Likening itself to a bank holding money subject to its customer’s orders, LaSalle argued that it was a “mere conduit” for the funds in the trust and lacked the requisite control over the funds to be held liable as an initial transferee under section 550(a)(1) of the Bankruptcy Code. The Seventh Circuit disagreed. It held that LaSalle, as trustee, was the legal owner of the securitization trust’s assets. Notwithstanding LaSalle’s contractual duties to the trust’s certificateholders (the beneficiaries of the transfers) to apply the funds, LaSalle was the owner of the assets, and, therefore, the proper subject of an avoidance action. Recognizing the dearth of appellate case law on the subject of whether a trustee for a securitized investment pool is an “initial transferee” under section 550(a), the court relied on “lots of decisions hold[ing] that an entity that receives funds for use in paying down a loan, or passing money to investors in a pool, is an ‘initial transferee’ even though the recipient is obliged by contract to apply the funds according to a formula.” The court also found it would be appropriate to recover the transfers from LaSalle because LaSalle would, in turn, recover any amounts it was required to pay from the trust.

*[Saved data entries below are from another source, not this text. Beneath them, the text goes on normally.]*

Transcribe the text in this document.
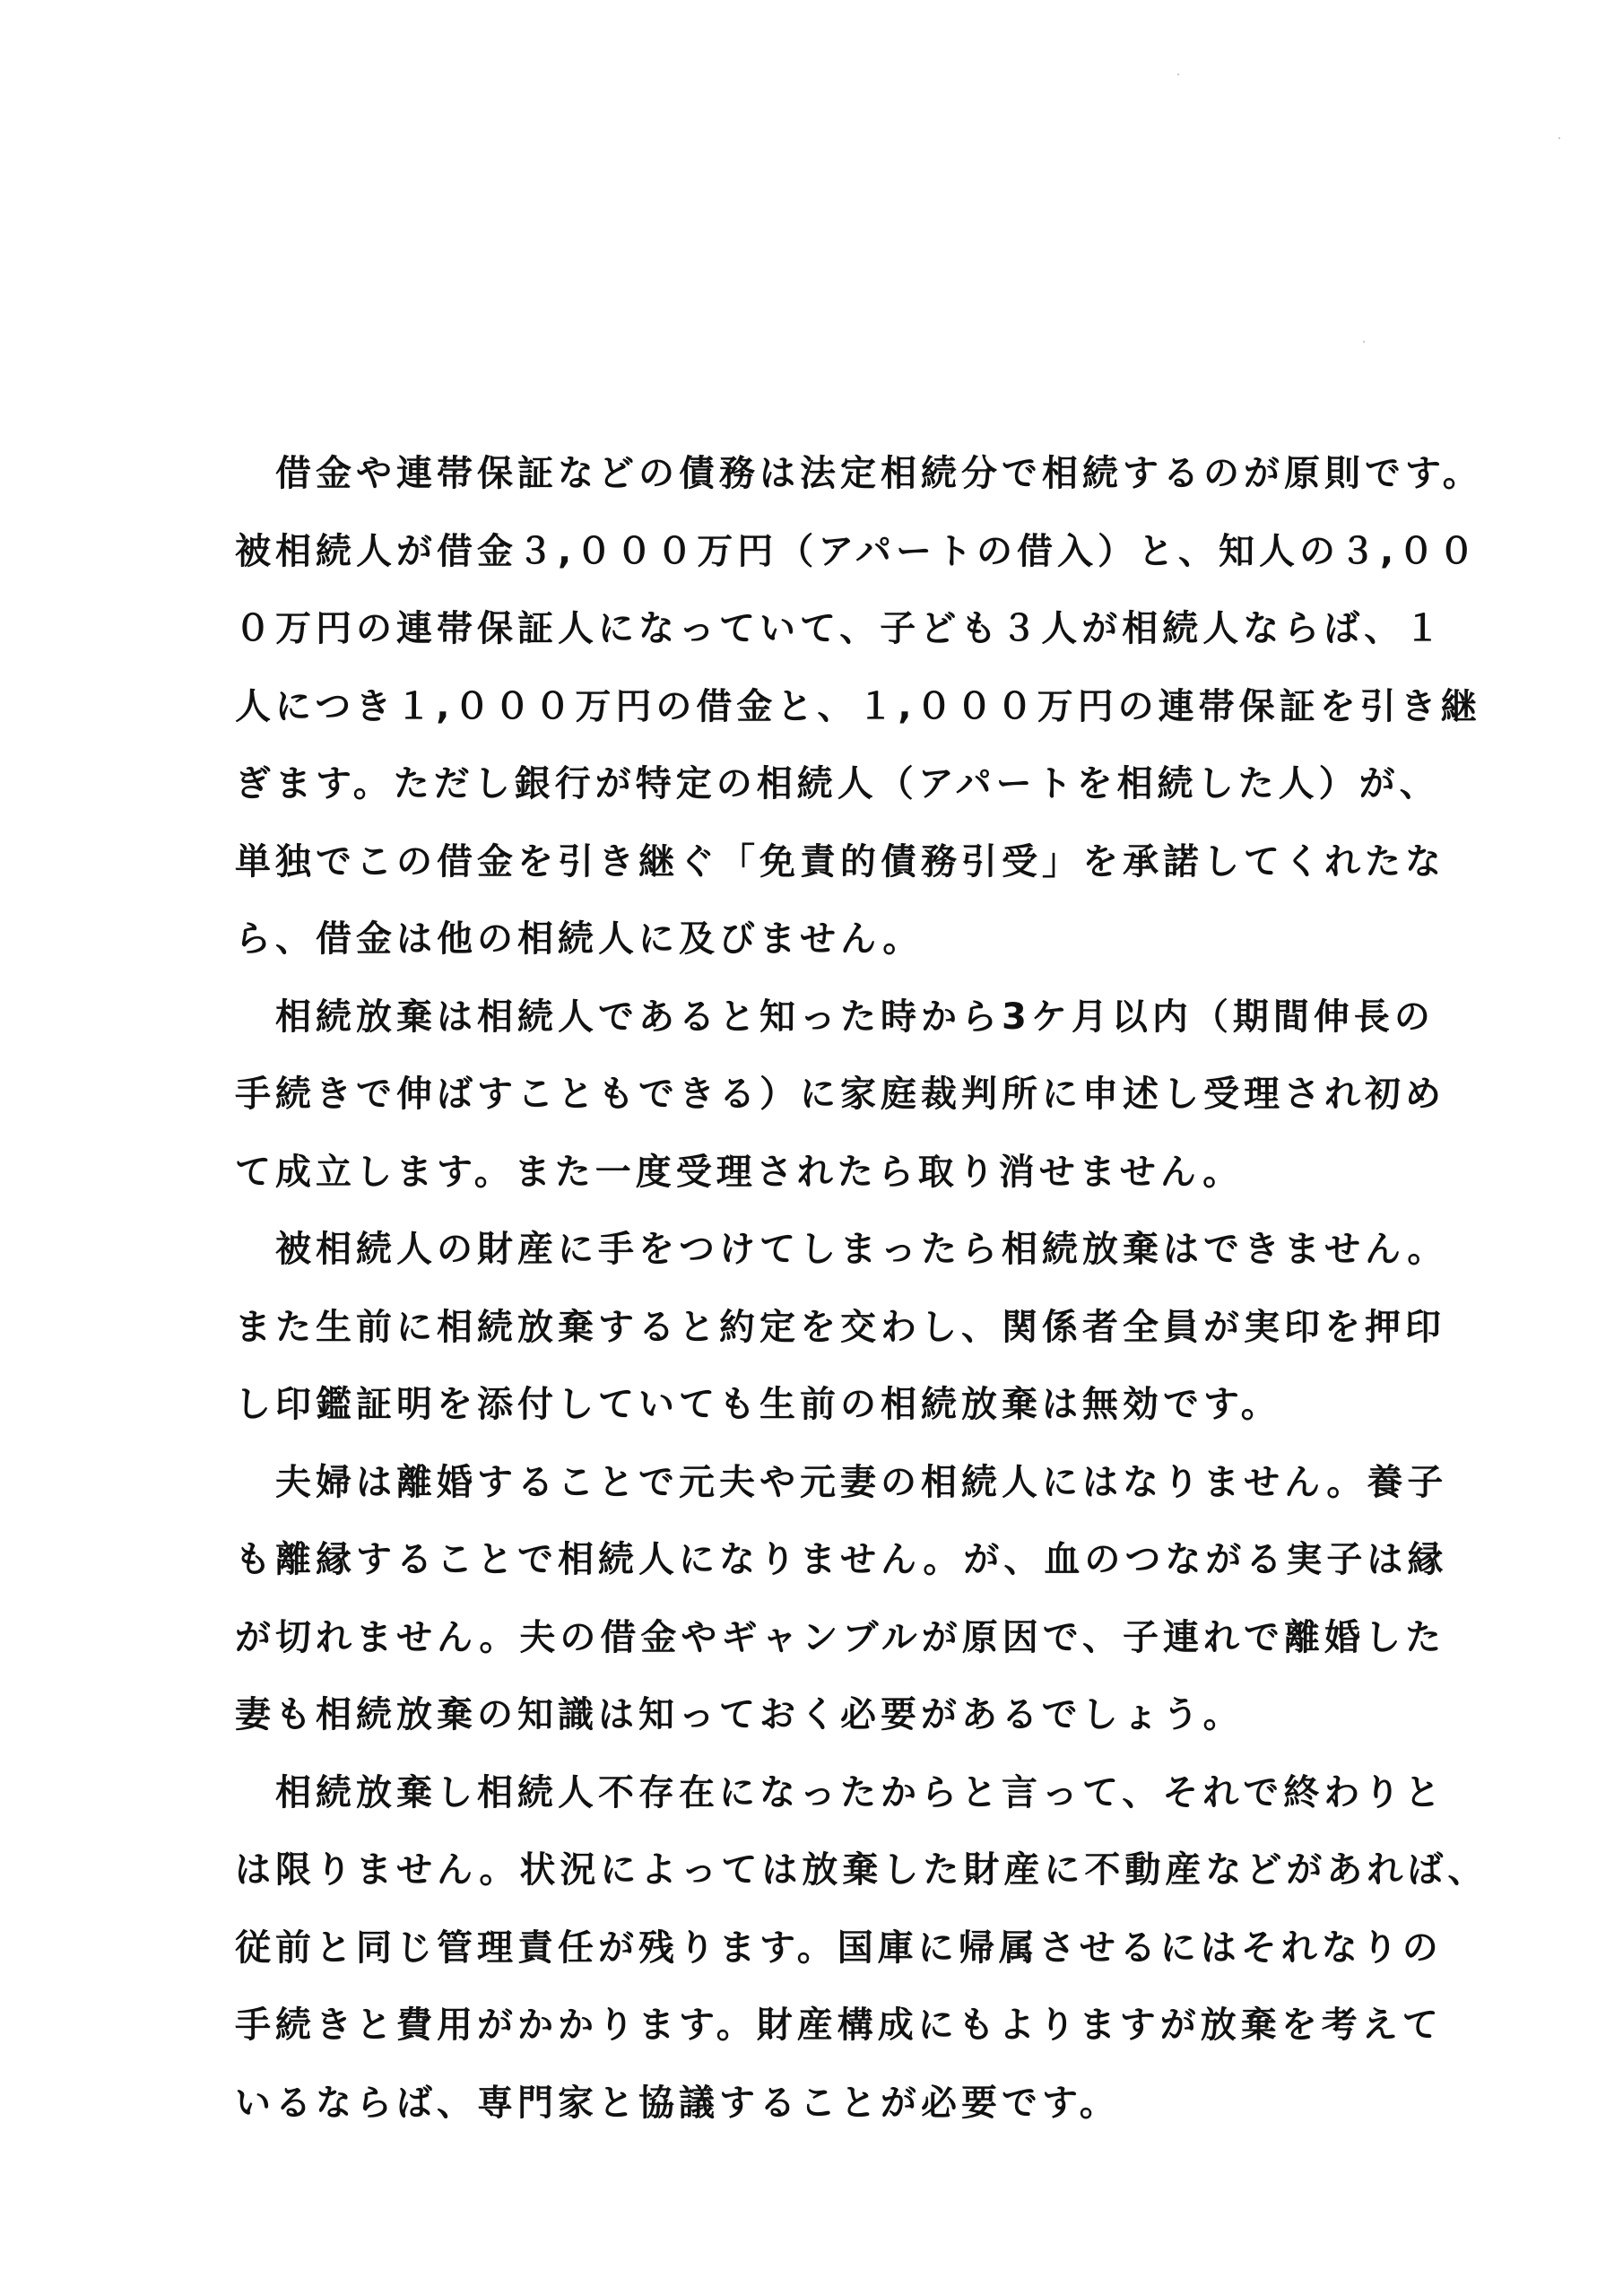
　借金や連帯保証などの債務は法定相続分で相続するのが原則です。
被相続人が借金３,０００万円（アパートの借入）と、知人の３,００
０万円の連帯保証人になっていて、子ども３人が相続人ならば、１
人につき１,０００万円の借金と、１,０００万円の連帯保証を引き継
ぎます。ただし銀行が特定の相続人（アパートを相続した人）が、
単独でこの借金を引き継ぐ「免責的債務引受」を承諾してくれたな
ら、借金は他の相続人に及びません。
　相続放棄は相続人であると知った時から3ケ月以内（期間伸長の
手続きで伸ばすこともできる）に家庭裁判所に申述し受理され初め
て成立します。また一度受理されたら取り消せません。
　被相続人の財産に手をつけてしまったら相続放棄はできません。
また生前に相続放棄すると約定を交わし、関係者全員が実印を押印
し印鑑証明を添付していても生前の相続放棄は無効です。
　夫婦は離婚することで元夫や元妻の相続人にはなりません。養子
も離縁することで相続人になりません。が、血のつながる実子は縁
が切れません。夫の借金やギャンブルが原因で、子連れで離婚した
妻も相続放棄の知識は知っておく必要があるでしょう。
　相続放棄し相続人不存在になったからと言って、それで終わりと
は限りません。状況によっては放棄した財産に不動産などがあれば、
従前と同じ管理責任が残ります。国庫に帰属させるにはそれなりの
手続きと費用がかかります。財産構成にもよりますが放棄を考えて
いるならば、専門家と協議することが必要です。
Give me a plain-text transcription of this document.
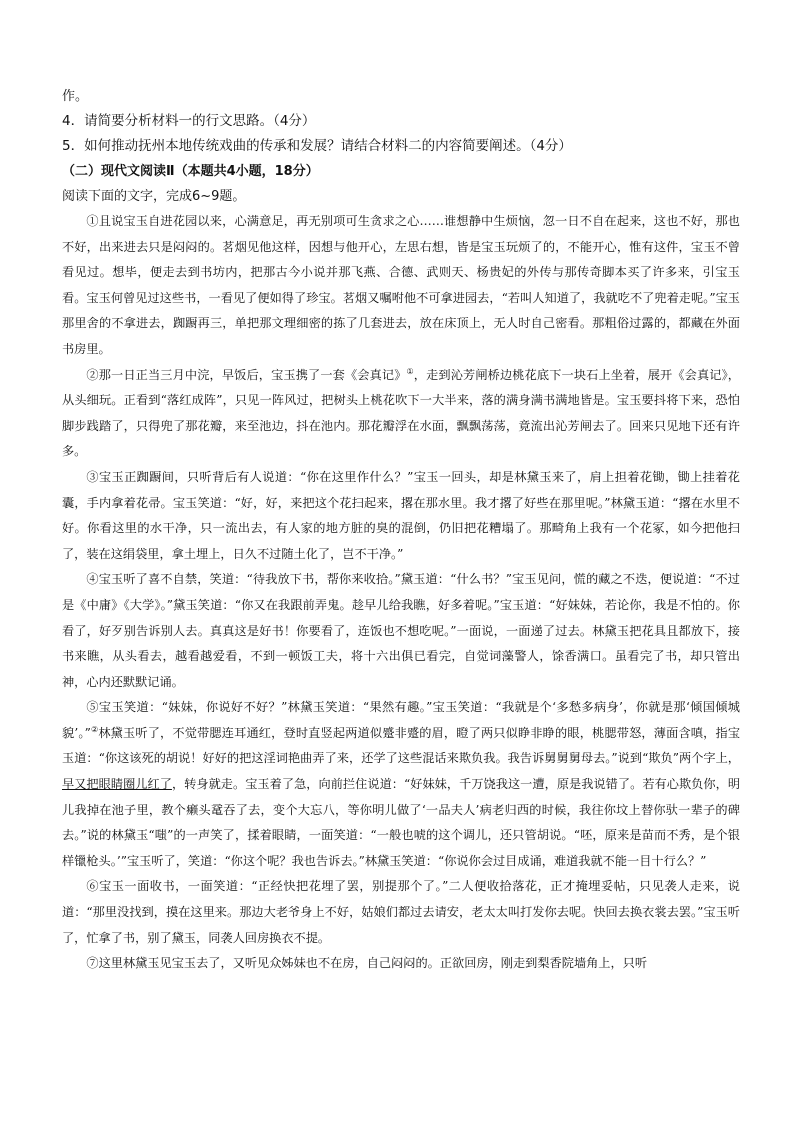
作。
4．请简要分析材料一的行文思路。（4分）
5．如何推动抚州本地传统戏曲的传承和发展？请结合材料二的内容简要阐述。（4分）
（二）现代文阅读Ⅱ（本题共4小题，18分）
阅读下面的文字，完成6~9题。
①且说宝玉自进花园以来，心满意足，再无别项可生贪求之心……谁想静中生烦恼，忽一日不自在起来，这也不好，那也不好，出来进去只是闷闷的。茗烟见他这样，因想与他开心，左思右想，皆是宝玉玩烦了的，不能开心，惟有这件，宝玉不曾看见过。想毕，便走去到书坊内，把那古今小说并那飞燕、合德、武则天、杨贵妃的外传与那传奇脚本买了许多来，引宝玉看。宝玉何曾见过这些书，一看见了便如得了珍宝。茗烟又嘱咐他不可拿进园去，“若叫人知道了，我就吃不了兜着走呢。”宝玉那里舍的不拿进去，踟蹰再三，单把那文理细密的拣了几套进去，放在床顶上，无人时自己密看。那粗俗过露的，都藏在外面书房里。
②那一日正当三月中浣，早饭后，宝玉携了一套《会真记》①，走到沁芳闸桥边桃花底下一块石上坐着，展开《会真记》，从头细玩。正看到“落红成阵”，只见一阵风过，把树头上桃花吹下一大半来，落的满身满书满地皆是。宝玉要抖将下来，恐怕脚步践踏了，只得兜了那花瓣，来至池边，抖在池内。那花瓣浮在水面，飘飘荡荡，竟流出沁芳闸去了。回来只见地下还有许多。
③宝玉正踟蹰间，只听背后有人说道：“你在这里作什么？”宝玉一回头，却是林黛玉来了，肩上担着花锄，锄上挂着花囊，手内拿着花帚。宝玉笑道：“好，好，来把这个花扫起来，撂在那水里。我才撂了好些在那里呢。”林黛玉道：“撂在水里不好。你看这里的水干净，只一流出去，有人家的地方脏的臭的混倒，仍旧把花糟塌了。那畸角上我有一个花冢，如今把他扫了，装在这绢袋里，拿土埋上，日久不过随土化了，岂不干净。”
④宝玉听了喜不自禁，笑道：“待我放下书，帮你来收拾。”黛玉道：“什么书？”宝玉见问，慌的藏之不迭，便说道：“不过是《中庸》《大学》。”黛玉笑道：“你又在我跟前弄鬼。趁早儿给我瞧，好多着呢。”宝玉道：“好妹妹，若论你，我是不怕的。你看了，好歹别告诉别人去。真真这是好书！你要看了，连饭也不想吃呢。”一面说，一面递了过去。林黛玉把花具且都放下，接书来瞧，从头看去，越看越爱看，不到一顿饭工夫，将十六出俱已看完，自觉词藻警人，馀香满口。虽看完了书，却只管出神，心内还默默记诵。
⑤宝玉笑道：“妹妹，你说好不好？”林黛玉笑道：“果然有趣。”宝玉笑道：“我就是个‘多愁多病身’，你就是那‘倾国倾城貌’。”②林黛玉听了，不觉带腮连耳通红，登时直竖起两道似蹙非蹙的眉，瞪了两只似睁非睁的眼，桃腮带怒，薄面含嗔，指宝玉道：“你这该死的胡说！好好的把这淫词艳曲弄了来，还学了这些混话来欺负我。我告诉舅舅舅母去。”说到“欺负”两个字上，早又把眼睛圈儿红了，转身就走。宝玉着了急，向前拦住说道：“好妹妹，千万饶我这一遭，原是我说错了。若有心欺负你，明儿我掉在池子里，教个癞头鼋吞了去，变个大忘八，等你明儿做了‘一品夫人’病老归西的时候，我往你坟上替你驮一辈子的碑去。”说的林黛玉“嗤”的一声笑了，揉着眼睛，一面笑道：“一般也唬的这个调儿，还只管胡说。“呸，原来是苗而不秀，是个银样镴枪头。’”宝玉听了，笑道：“你这个呢？我也告诉去。”林黛玉笑道：“你说你会过目成诵，难道我就不能一目十行么？”
⑥宝玉一面收书，一面笑道：“正经快把花埋了罢，别提那个了。”二人便收拾落花，正才掩埋妥帖，只见袭人走来，说道：“那里没找到，摸在这里来。那边大老爷身上不好，姑娘们都过去请安，老太太叫打发你去呢。快回去换衣裳去罢。”宝玉听了，忙拿了书，别了黛玉，同袭人回房换衣不提。
⑦这里林黛玉见宝玉去了，又听见众姊妹也不在房，自己闷闷的。正欲回房，刚走到梨香院墙角上，只听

The holding in Paloian is significant for the scope of liability as an initial transferee under section 550(a)(1) of the Bankruptcy Code. Notwithstanding that a trustee for a securitization trust may be contractually obligated to transfer funds to investors, and does not hold a beneficial interest in such funds, courts following Paloian may reject a trustee’s status as a conduit, and instead allow an avoidance action to proceed against the trustee (who, if held liable, may or may not ultimately recover against the trust). Interestingly, Paloian does not discuss whether the control that a trustee may be permitted to exercise over distribution of funds to certificate holders under the relevant trust agreement should play any role in determining whether the trustee is a mere conduit for funds, as opposed to an initial transferee.